Our endpoints were based on microbiologic outcomes with the use of throat swabs in infants, which poses a separate challenge for an accurate diagnosis of a lower airway infection. However, the presence of P aeruginosa in the upper airway indeed leads to subsequent lower airway infections as seen in studies that describe the development of chronic infections in those untreated for P aeruginosa previously detected on throat swabs.21
Furthermore, microbiologic outcomes may not necessarily correlate with clinical outcomes such as changes in pulmonary function testing. Given the young age of the study population, most infant pulmonary function testing was performed only after treatment, which limited our assessment of clinical outcome in terms of improvement in FEV0.5. Our study, however, proposes that eradication regimens using inhaled tobramycin may be safely initiated in infants younger than 6 months. In the future, this study could be expanded to a multicenter study with a longer duration and consistent doses among age groups to observe the effect of preventing or delaying chronic infection on clinical outcomes, impact on quality of life, and survival. Furthermore, other directions would be to observe the effect of inhaled tobramycin on the CF microbiome over time.

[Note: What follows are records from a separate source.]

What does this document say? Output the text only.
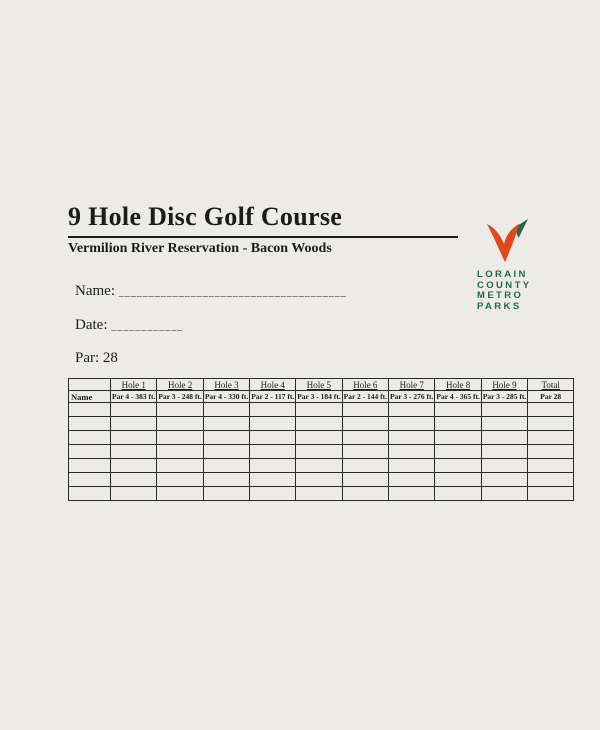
9 Hole Disc Golf Course
Vermilion River Reservation - Bacon Woods
LORAIN
COUNTY
METRO
PARKS
Name: ______________________________________
Date: ____________
Par: 28
	Hole 1	Hole 2	Hole 3	Hole 4	Hole 5	Hole 6	Hole 7	Hole 8	Hole 9	Total
Name	Par 4 - 383 ft.	Par 3 - 248 ft.	Par 4 - 330 ft.	Par 2 - 117 ft.	Par 3 - 184 ft.	Par 2 - 144 ft.	Par 3 - 276 ft.	Par 4 - 365 ft.	Par 3 - 285 ft.	Par 28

The results of this study suggest that early tobramycin therapy is effective in eradicating P aeruginosa infection and is well tolerated in infants younger than 1 year. There was no difference in outcomes with the addition of an enteral fluoroquinolone compared with inhaled tobramycin therapy alone. Larger-scale studies are warranted in this population to further evaluate this aggressive approach for early eradication of and prevention of colonization by P aeruginosa. The effect of this approach on the prevention of rapid progression of lung disease and preservation of pulmonary function after infection should also be evaluated.
Preliminary results previously presented at PPAG Annual Meeting on April 26, 2018, in Salt Lake City, UT; and 2018 North American Cystic Fibrosis Conference on October 18, 2018, in Denver, CO.

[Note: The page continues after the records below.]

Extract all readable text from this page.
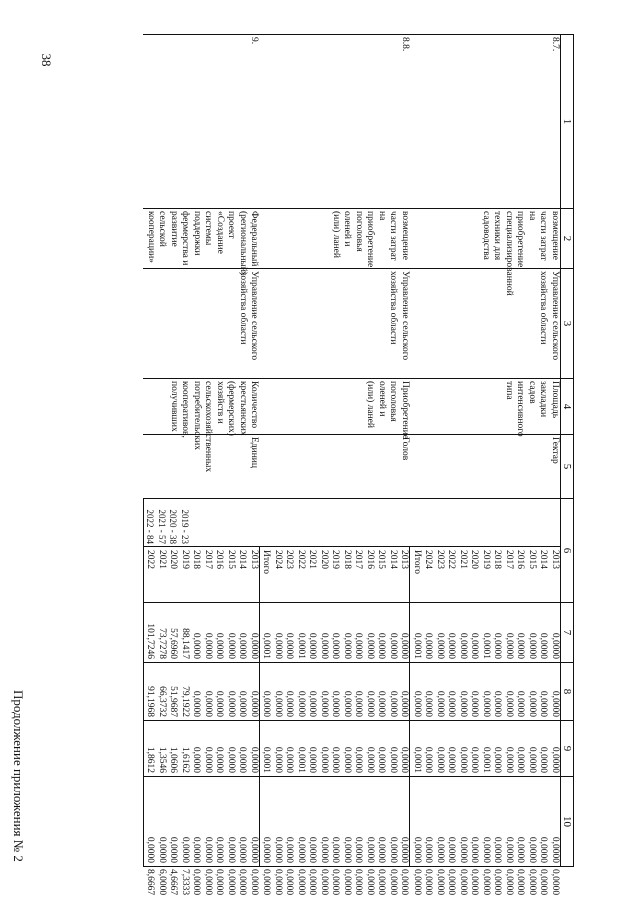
38
Продолжение приложения № 2
1	2	3	4	5	6		7	8	9	10	

8.7.	возмещение части затрат на приобретение специализированной техники для садоводства	Управление сельского хозяйства области	Площадь закладки садов интенсивного типа	Гектар		2013	0,0000	0,0000	0,0000	0,0000	0,0000
						2014	0,0000	0,0000	0,0000	0,0000	0,0000
						2015	0,0000	0,0000	0,0000	0,0000	0,0000
						2016	0,0000	0,0000	0,0000	0,0000	0,0000
						2017	0,0000	0,0000	0,0000	0,0000	0,0000
						2018	0,0000	0,0000	0,0000	0,0000	0,0000
						2019	0,0001	0,0000	0,0001	0,0000	0,0000
						2020	0,0000	0,0000	0,0000	0,0000	0,0000
						2021	0,0000	0,0000	0,0000	0,0000	0,0000
						2022	0,0000	0,0000	0,0000	0,0000	0,0000
						2023	0,0000	0,0000	0,0000	0,0000	0,0000
						2024	0,0000	0,0000	0,0000	0,0000	0,0000
						Итого	0,0001	0,0000	0,0001	0,0000	0,0000

8.8.	возмещение части затрат на приобретение поголовья оленей и (или) ланей	Управление сельского хозяйства области	Приобретение поголовья оленей и (или) ланей	Голов		2013	0,0000	0,0000	0,0000	0,0000	0,0000
						2014	0,0000	0,0000	0,0000	0,0000	0,0000
						2015	0,0000	0,0000	0,0000	0,0000	0,0000
						2016	0,0000	0,0000	0,0000	0,0000	0,0000
						2017	0,0000	0,0000	0,0000	0,0000	0,0000
						2018	0,0000	0,0000	0,0000	0,0000	0,0000
						2019	0,0000	0,0000	0,0000	0,0000	0,0000
						2020	0,0000	0,0000	0,0000	0,0000	0,0000
						2021	0,0000	0,0000	0,0000	0,0000	0,0000
						2022	0,0001	0,0000	0,0001	0,0000	0,0000
						2023	0,0000	0,0000	0,0000	0,0000	0,0000
						2024	0,0000	0,0000	0,0000	0,0000	0,0000
						Итого	0,0001	0,0000	0,0001	0,0000	0,0000

9.	Федеральный (региональный) проект «Создание системы поддержки фермерства и развитие сельской кооперации»	Управление сельского хозяйства области	Количество крестьянских (фермерских) хозяйств и сельскохозяйственных потребительских кооперативов, получивших	Единиц		2013	0,0000	0,0000	0,0000	0,0000	0,0000
						2014	0,0000	0,0000	0,0000	0,0000	0,0000
						2015	0,0000	0,0000	0,0000	0,0000	0,0000
						2016	0,0000	0,0000	0,0000	0,0000	0,0000
						2017	0,0000	0,0000	0,0000	0,0000	0,0000
						2018	0,0000	0,0000	0,0000	0,0000	0,0000
					2019 - 23	2019	88,1417	79,1922	1,6162	0,0000	7,3333
					2020 - 38	2020	57,6960	51,9687	1,0606	0,0000	4,6667
					2021 - 57	2021	73,7278	66,3732	1,3546	0,0000	6,0000
					2022 - 84	2022	101,7246	91,1968	1,8612	0,0000	8,6667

Disclosure The authors declare no conflicts or financial interest in any product or service mentioned in the manuscript, including grants, equipment, medications, employment, gifts, and honoraria. The authors had full access to all patient information in this report and take responsibility for the integrity and accuracy of the report.
Ethical Approval and Informed Consent The authors assert that all procedures contributing to this work comply with the ethical standards of the relevant national guidelines on human experimentation and have been approved by the appropriate committees at Nationwide Children's Hospital. Informed consent was waived owing to the retrospective nature of this study.